Com exceção de chinchulin, que é uma parte não muito nobre do intestino do bicho, cheia de coisas menos nobres ainda e que me faz lamber os beiços, o resto das vacas, bois e congêneres não me atrai. Prefiro alface.

Aquele olhar bovino, aquele rabo pra lá e pra cá, aquele andar lento e pesado, enfim, o conjunto todo da obra não me agrada.

Parece que foi de propósito. De propósito traçado no céu ou no inferno, ou onde diabos se traçam essas coisas, eu ter passado os últimos cinco dias envolvida, rodeada, olhada por esses bichos. Ter andado ao lado e infelizmente, algumas vezes por cima daquela bosta toda, deixada por infinitas vacas nestes caminhos de deus.

Fiz mais um pedaço do meu treino pra Compostela. Desta vez 104 km de trilha. Mais ou menos 21 por dia. Entre subidas ( e bote subida) e descidas ( e bote descida) e planos ( e bote barro). E não esqueça de botar bosta. Muita bosta.

Fui olhando aqueles bichos. E eles me olhando também. Descobri que vaca é curiosa. Ou eu sou estranha. Ou os dois, sei lá. Elas ficavam me olhando pelos caminhos e eu olhando pra elas. Vai que alguma se enfeza e sai correndo? Aí descobri que vaca é muito lenta. E meio medrosa. E tímida.De repente, foi me dando uma certa identificação...

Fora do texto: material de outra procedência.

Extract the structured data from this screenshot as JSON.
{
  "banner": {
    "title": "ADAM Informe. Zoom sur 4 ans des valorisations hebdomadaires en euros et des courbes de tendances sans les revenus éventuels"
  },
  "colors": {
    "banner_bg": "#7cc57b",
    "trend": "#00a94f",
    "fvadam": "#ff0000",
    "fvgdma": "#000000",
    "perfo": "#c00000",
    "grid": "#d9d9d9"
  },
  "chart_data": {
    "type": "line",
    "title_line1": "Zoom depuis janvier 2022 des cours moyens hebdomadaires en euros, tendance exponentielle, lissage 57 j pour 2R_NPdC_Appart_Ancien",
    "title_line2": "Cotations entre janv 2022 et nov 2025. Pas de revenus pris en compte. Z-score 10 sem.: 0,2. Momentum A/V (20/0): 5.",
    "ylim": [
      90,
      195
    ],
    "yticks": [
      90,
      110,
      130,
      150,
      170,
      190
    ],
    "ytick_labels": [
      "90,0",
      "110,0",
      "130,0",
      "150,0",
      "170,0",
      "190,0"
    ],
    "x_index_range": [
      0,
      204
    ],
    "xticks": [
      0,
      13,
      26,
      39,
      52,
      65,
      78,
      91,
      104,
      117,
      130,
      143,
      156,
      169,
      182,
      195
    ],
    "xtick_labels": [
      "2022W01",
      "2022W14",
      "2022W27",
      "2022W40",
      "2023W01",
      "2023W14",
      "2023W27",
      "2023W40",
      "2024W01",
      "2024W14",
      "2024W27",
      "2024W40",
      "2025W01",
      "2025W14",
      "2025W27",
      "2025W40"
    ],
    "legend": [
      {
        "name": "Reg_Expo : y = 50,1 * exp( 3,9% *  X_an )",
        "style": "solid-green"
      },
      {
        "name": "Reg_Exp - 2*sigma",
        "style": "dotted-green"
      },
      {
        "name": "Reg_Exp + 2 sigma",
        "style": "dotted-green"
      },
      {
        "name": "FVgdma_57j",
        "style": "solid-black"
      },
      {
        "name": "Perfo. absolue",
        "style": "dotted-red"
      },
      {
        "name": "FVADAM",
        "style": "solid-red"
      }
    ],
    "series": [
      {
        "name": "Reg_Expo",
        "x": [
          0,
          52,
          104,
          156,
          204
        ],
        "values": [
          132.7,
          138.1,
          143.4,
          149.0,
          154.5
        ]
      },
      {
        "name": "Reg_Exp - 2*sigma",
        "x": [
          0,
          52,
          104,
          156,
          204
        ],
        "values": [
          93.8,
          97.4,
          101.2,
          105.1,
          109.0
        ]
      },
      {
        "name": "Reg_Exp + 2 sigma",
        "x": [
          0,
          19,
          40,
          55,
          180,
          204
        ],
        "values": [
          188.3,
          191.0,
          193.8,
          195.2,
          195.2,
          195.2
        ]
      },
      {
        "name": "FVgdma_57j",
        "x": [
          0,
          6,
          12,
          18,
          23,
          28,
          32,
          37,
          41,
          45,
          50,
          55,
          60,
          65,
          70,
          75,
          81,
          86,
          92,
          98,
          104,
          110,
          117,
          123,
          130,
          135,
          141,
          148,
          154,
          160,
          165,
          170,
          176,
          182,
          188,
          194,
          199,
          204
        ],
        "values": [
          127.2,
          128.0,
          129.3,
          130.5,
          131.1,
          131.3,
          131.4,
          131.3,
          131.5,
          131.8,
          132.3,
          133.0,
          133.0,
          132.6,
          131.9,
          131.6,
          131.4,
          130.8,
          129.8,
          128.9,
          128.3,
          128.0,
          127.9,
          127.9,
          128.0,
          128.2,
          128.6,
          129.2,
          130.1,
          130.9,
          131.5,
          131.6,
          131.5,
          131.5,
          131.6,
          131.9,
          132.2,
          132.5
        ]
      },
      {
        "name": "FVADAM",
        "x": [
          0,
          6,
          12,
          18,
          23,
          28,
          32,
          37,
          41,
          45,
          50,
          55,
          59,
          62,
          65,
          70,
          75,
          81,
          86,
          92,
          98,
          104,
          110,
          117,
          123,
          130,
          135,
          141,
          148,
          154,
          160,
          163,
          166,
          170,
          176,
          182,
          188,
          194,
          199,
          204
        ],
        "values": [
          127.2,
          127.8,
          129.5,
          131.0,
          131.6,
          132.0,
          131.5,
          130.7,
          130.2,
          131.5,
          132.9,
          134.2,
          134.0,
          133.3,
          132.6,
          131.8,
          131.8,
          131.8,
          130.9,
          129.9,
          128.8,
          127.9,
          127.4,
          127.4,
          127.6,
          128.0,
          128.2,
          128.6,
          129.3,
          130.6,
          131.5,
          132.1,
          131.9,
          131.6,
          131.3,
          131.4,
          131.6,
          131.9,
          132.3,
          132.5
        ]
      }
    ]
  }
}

Senti muito carinho pelos bezerrinhos. Como toda criança- os mamíferos, pelo menos- faziam as mesmas coisas que meus filhos quando pequenos: corriam pra todo lado, pulavam, vinham espiar, cagavam, só não brincavam de carrinho e de se pegar a tapas um com o outro, mas o resto era muito parecido.

Deu muita pena do jeito que as vacas são largadas, nos pastos sem abrigo, cheias de bernes e carrapatos. Nessas regiões por onde passamos, a filosofia é só de tirar: tiram das vacas o leite e a carne e nada dão em troca. Vi vacas ensanguentadas e feridas de tanto berne. Eu que nunca fui com a cara delas não pude deixar de sentir muita pena por aquela dor toda, aquele desconforto que os homens causam a elas. Comecei a entender melhor o olhar bovino.

Enfim, foram cinco dias ótimos. Gosto cada vez mais de andar. De ocupar por um certo tempo a cabeça com coisas fundamentais como onde colocar o pé, onde apoiar o cajado, onde buscar no mato a amora, a manga verde, a frutinha que dá pra comer.

E cinco dias no meio de vacas. A região que vai de Estiva a Campos de Jordão é região leiteira. Vi muito cavalo e galinha, mas o forte foi vaca mesmo.

Não me tornei carnívora, embora tenha comido carne esses dias, que não dá pra andar assim e viver de alface. Mas mudou um pouco minha opinião sobre as vacas.

Agora que elas podiam cagar um pouco menos, isso podiam!